Bir görevden döndükten sonra görüntüler hemen görüntülenebilir, kaydedilebilir ve işlenebilir. Her görünümün coğrafi konumu kesin olarak belirlenir ve yorumlanması için gerekli tüm ayrıntılar not edilir: çekim koşullarının tanımı, tarih, saat, temsil edilen manzara ekseninin yönü ve gözlemlenen arkeolojik kanıtların tanımı. Her fotoğraf daha sonra bir arkeolojik analize tabi tutulur: doğal veya antropojenik köken ve bu durumda önerilen tarihleme ve tipoloji (habitat, muhafaza, hendek vb.). İzlerin doğal mı yoksa antropojenik kökenli mi olduğuna karar verilmelidir. Formlarının ve stillerinin incelenmesi, bir ön kronolojik üyelik teşhisi koymayı mümkün kılacaktır. Tüm veriler arkeolojide yetkili makam olan Bölgesel Arkeoloji Servisi'ne ( Kültür Bakanlığı ) iletilir .

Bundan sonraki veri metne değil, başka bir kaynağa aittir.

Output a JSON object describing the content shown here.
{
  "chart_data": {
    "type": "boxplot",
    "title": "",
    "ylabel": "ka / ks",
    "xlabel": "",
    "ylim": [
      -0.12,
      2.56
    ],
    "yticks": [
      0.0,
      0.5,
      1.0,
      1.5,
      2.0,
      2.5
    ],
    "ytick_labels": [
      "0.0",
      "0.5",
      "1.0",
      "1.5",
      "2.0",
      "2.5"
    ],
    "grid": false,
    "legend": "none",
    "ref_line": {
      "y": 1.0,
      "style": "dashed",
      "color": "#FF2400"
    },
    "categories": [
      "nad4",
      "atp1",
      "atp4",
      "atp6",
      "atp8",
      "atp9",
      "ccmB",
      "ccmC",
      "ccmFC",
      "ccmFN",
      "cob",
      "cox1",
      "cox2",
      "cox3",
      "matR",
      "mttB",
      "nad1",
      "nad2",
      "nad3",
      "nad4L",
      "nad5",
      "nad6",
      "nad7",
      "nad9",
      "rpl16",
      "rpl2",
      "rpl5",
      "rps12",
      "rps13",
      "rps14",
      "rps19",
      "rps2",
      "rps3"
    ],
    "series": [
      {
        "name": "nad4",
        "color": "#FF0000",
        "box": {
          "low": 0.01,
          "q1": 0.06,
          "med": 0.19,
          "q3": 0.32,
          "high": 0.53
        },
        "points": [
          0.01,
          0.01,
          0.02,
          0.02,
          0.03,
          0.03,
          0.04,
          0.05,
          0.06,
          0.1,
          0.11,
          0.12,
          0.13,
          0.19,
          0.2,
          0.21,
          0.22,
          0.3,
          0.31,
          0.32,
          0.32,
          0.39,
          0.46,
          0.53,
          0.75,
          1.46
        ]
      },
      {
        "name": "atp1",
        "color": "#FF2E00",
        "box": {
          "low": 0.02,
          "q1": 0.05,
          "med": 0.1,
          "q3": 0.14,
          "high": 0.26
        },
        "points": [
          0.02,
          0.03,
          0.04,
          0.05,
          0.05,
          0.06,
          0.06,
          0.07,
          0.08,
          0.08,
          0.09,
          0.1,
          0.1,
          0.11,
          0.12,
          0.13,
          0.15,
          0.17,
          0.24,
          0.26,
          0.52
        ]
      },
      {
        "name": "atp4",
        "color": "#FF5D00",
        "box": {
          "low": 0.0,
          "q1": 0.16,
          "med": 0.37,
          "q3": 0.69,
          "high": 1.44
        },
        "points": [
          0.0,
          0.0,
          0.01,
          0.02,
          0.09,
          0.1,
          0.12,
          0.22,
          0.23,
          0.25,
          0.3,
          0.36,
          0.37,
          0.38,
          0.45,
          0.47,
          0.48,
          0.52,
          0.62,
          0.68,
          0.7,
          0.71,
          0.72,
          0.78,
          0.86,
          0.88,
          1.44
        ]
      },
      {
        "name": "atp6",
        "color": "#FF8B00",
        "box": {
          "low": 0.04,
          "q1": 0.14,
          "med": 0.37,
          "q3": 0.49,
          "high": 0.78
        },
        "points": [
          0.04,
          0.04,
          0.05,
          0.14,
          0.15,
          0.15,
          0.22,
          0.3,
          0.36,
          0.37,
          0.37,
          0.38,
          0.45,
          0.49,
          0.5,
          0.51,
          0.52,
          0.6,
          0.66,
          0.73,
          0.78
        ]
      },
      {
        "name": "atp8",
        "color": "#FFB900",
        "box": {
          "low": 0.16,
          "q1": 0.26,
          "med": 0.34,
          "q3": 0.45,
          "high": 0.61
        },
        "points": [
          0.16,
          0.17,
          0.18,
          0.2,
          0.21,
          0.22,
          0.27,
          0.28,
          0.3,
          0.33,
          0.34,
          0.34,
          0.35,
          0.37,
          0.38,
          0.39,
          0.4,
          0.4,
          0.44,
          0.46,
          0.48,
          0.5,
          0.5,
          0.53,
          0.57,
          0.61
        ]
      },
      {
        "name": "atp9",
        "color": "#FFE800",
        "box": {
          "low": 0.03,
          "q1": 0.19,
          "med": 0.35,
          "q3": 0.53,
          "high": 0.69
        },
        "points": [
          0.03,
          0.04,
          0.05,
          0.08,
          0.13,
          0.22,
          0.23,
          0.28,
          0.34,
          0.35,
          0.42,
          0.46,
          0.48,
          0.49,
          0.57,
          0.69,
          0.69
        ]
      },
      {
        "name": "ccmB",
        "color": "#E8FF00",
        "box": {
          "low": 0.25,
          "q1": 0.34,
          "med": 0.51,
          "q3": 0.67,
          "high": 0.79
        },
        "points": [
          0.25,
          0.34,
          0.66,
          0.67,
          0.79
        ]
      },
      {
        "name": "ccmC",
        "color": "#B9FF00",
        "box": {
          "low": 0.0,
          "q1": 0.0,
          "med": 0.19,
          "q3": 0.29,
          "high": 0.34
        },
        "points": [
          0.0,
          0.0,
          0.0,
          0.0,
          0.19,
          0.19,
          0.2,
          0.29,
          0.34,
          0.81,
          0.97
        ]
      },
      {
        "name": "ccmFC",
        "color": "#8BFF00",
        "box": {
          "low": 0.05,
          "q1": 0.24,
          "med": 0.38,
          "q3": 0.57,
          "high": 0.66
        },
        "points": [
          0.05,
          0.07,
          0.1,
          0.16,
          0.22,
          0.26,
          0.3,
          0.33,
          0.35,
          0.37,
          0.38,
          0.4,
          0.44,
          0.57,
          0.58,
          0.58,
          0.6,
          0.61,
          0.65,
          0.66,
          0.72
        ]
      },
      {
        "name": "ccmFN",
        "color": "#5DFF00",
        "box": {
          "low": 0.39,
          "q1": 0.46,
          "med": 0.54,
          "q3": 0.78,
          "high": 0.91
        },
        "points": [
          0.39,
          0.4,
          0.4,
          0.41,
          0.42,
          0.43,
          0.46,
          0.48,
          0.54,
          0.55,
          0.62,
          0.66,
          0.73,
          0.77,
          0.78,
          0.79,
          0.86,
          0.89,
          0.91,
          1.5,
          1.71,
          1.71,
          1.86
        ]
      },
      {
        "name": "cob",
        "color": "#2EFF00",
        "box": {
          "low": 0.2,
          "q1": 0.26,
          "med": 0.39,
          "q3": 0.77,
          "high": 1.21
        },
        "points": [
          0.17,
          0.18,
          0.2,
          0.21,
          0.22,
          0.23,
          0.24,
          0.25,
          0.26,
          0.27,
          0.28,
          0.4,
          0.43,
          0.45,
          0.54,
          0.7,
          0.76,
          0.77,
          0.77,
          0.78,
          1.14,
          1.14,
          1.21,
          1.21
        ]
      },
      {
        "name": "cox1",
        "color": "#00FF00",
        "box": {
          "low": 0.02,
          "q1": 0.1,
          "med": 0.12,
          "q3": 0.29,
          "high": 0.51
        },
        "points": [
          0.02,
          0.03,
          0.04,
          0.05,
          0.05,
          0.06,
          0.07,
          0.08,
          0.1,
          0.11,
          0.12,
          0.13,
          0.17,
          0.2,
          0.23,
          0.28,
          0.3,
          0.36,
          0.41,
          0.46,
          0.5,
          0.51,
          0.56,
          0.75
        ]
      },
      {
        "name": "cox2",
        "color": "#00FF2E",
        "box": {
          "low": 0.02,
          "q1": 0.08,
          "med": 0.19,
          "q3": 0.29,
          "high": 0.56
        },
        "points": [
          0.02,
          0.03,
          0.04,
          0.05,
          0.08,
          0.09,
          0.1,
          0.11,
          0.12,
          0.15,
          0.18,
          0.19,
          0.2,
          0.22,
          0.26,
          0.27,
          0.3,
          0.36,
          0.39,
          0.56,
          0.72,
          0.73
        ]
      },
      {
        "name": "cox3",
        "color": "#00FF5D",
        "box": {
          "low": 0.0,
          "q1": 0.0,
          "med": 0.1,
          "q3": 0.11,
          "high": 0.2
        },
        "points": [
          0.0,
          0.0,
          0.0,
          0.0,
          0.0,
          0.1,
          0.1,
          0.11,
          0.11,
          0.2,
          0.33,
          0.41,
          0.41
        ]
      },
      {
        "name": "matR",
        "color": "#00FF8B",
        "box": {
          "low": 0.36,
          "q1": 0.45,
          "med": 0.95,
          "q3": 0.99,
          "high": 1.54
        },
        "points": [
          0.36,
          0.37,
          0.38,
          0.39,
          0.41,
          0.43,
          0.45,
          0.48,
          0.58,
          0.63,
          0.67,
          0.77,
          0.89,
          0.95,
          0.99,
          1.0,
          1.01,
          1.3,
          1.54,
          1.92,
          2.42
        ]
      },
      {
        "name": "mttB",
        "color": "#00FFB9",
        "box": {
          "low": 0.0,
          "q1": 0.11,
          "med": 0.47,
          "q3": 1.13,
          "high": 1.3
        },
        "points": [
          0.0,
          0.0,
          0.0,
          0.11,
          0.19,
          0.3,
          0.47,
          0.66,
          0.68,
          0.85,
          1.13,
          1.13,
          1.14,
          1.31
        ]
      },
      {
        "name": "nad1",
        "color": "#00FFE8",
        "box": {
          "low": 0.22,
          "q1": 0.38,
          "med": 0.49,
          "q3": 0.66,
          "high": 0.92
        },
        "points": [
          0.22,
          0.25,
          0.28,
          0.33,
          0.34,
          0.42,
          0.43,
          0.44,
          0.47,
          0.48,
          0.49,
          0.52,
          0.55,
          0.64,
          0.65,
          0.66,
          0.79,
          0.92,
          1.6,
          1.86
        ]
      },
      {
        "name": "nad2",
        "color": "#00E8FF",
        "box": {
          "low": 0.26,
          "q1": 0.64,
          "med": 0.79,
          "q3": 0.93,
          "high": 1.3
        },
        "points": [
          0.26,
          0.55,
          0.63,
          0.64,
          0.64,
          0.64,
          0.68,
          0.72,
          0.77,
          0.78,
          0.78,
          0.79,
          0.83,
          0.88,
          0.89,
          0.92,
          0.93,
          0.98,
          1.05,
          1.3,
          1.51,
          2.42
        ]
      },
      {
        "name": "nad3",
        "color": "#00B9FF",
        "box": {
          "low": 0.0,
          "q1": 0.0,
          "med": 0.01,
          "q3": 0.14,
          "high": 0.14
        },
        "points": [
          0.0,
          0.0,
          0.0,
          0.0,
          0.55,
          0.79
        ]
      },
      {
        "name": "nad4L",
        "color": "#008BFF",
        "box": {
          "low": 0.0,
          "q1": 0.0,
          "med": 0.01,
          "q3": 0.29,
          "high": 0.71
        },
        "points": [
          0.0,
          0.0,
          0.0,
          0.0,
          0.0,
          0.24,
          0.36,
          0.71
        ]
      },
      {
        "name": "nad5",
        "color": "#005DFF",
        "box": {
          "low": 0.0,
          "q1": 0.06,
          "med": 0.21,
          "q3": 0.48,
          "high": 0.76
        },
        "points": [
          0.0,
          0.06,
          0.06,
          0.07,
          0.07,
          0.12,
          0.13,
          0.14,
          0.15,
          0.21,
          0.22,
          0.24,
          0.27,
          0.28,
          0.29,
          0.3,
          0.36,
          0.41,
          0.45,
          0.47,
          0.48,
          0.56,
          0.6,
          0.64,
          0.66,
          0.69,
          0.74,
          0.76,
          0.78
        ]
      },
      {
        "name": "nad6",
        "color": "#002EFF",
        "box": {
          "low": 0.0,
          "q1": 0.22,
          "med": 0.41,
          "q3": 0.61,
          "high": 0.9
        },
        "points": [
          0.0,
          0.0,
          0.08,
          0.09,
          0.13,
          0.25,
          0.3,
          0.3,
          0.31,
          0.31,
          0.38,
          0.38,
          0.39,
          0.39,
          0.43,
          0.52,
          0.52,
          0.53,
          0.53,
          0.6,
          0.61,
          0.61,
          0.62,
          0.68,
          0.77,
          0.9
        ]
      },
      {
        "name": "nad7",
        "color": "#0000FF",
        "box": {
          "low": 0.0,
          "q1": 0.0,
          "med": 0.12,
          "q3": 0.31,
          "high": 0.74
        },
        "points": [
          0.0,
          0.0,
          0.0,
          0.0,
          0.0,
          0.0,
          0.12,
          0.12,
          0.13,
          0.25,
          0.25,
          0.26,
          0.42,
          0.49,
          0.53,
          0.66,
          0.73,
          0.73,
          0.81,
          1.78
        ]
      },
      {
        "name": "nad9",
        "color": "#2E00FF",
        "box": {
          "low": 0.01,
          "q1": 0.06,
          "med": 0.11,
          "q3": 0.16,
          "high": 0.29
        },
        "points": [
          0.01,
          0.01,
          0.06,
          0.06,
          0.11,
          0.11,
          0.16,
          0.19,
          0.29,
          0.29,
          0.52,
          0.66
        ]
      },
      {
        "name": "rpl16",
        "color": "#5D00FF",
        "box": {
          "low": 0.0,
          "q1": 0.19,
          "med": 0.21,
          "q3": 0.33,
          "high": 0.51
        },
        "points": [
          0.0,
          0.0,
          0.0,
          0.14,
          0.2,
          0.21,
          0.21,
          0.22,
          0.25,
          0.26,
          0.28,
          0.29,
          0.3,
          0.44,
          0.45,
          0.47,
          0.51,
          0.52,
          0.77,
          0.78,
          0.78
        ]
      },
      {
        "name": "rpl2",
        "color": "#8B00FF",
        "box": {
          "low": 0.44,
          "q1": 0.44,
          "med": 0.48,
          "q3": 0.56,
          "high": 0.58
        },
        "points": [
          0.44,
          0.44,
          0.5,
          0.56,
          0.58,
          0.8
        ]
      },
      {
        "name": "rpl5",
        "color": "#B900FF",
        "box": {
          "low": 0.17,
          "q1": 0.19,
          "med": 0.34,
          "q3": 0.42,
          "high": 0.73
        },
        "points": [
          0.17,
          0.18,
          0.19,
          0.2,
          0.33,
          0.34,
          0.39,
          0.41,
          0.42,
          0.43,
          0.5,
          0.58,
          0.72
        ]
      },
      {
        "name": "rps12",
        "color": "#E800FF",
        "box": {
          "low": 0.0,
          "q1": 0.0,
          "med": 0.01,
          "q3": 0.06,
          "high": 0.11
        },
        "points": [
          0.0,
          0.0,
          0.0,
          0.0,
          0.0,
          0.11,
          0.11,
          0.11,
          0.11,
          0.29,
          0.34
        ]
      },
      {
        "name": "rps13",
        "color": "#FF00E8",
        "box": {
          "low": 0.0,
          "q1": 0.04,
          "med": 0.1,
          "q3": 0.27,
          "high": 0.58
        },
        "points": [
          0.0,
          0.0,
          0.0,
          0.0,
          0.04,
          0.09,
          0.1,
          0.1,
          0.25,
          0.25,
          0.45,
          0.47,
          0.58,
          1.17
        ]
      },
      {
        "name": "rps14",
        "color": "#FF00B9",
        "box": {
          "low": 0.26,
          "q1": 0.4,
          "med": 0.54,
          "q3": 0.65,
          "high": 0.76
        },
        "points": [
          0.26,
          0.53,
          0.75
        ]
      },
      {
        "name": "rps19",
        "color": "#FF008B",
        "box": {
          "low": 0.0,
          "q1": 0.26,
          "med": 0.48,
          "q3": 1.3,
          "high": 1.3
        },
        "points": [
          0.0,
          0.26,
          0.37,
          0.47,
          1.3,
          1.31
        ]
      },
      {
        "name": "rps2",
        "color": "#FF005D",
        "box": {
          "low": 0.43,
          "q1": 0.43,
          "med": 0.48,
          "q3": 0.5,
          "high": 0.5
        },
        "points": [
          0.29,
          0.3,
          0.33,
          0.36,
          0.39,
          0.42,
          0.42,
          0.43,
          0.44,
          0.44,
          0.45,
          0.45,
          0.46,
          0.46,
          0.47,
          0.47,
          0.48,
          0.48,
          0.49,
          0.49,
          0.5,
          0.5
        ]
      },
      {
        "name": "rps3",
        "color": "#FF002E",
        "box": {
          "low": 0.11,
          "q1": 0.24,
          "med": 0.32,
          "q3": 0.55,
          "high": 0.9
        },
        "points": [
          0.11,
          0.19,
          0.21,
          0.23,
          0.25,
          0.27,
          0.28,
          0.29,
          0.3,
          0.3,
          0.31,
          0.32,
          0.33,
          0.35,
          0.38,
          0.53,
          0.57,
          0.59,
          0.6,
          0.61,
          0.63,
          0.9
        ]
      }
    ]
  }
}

Bu verilerin hem bilim dünyasının hem de kamuoyunun dikkatine sunulması amaçlanarak, en fazla sayıda insanın ve bazen de özel umut vaat eden bir alanda kazı alanı organizasyonunun farkındalığının artırılması amaçlanmaktadır.
Hava arkeolojisi, özellikle büyük ölçekli şantiyeler, kentsel ama hepsinden önemlisi kentsel çevre işleri, karayolları veya demiryolları inşaatı için bir ön koşul olarak hızla uygulanabilen değerli bir araçtır.